Face à ce monument musical, on trouve un autre jalon de la modernité : Territoires de l’oubli de Tristan Murail. Cette partition d’un peu moins d'une demi-heure est un complément naturel à Debussy tant le travail sur le matériau sonore rapproche les deux créateurs. Avec Murail, le piano se fait harpe éolienne et présente des couleurs irisées et extatiques, pas si éloignées de Messiaen qui fut le professeur de Murail. L’oreille se plaît à voyager dans un monde sonore inouï par la richesse des timbres et son pouvoir évocateur, comme si elle était plongée dans une immense toile de Rothko. Cette partition est un défi lisztien par la nécessité de construire une interprétation exigeante sur une telle durée. Composée, il y a près de 45 ans, cette partition est un immense chef d'œuvre. On se réjouit de l’entendre à nouveau au disque. 

Entre les Préludes et Territoires de l’oubli, Martine Vialatte propose le bref Cloches d’adieu et un sourire. Composée en 1992, cette partition est un hommage à Olivier Messiaen.
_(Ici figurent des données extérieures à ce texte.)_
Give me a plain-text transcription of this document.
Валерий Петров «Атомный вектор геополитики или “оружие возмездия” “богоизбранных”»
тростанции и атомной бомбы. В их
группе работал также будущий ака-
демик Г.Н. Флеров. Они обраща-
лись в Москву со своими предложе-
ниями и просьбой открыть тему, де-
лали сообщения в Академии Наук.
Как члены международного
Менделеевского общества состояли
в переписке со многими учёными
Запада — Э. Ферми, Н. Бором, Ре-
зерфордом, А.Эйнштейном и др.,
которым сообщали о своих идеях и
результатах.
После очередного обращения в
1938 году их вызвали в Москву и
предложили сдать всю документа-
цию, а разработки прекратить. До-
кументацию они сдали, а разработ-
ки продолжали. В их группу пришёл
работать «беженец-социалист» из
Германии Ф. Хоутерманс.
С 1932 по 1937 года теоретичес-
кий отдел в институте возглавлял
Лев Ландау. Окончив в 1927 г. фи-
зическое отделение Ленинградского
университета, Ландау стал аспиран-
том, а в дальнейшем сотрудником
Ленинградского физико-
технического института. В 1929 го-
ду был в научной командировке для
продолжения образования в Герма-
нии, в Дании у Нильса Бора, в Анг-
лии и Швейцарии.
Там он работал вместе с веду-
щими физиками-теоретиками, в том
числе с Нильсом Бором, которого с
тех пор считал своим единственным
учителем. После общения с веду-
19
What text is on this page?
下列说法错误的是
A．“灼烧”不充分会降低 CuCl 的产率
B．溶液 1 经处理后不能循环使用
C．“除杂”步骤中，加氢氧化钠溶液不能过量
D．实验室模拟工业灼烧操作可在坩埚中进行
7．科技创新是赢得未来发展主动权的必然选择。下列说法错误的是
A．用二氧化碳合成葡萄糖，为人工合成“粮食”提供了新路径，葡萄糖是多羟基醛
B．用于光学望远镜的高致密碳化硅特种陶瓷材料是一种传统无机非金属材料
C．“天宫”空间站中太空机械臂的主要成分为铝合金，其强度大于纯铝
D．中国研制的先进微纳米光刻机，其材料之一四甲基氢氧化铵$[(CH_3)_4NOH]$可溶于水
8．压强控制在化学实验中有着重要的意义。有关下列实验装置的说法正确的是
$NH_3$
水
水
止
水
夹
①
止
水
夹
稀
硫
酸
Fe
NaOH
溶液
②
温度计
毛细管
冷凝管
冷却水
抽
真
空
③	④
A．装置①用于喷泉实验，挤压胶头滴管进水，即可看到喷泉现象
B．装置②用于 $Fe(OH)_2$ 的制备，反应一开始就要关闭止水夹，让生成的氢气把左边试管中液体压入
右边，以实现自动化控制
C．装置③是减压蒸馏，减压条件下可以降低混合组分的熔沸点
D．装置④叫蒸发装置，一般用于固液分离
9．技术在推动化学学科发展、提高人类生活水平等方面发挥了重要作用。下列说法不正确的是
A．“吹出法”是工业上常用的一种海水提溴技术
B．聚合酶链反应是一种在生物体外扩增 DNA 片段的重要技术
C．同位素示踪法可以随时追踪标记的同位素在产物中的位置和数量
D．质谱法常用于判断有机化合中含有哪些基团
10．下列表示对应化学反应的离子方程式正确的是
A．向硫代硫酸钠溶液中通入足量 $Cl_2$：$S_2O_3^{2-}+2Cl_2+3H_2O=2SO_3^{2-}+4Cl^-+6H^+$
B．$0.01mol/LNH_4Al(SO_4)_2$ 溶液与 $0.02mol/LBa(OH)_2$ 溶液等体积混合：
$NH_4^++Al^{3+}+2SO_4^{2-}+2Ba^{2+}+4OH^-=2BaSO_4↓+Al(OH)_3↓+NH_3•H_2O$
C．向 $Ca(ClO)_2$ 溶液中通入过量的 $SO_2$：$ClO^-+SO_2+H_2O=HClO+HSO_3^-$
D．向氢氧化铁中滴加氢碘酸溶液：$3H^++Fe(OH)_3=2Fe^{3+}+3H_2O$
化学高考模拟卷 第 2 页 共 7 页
Le ton des oiseaux est triste et leur chant se perd dans l’écriture pianiste, dans un festival de couleurs contrastées à la fois éclatantes mais sombres. 

Cet album, très bien enregistré, est un superbe parcours musical et sans nul doute un disque auquel on reviendra régulièrement. Un enregistrement passionnant qui sort des sentiers battus.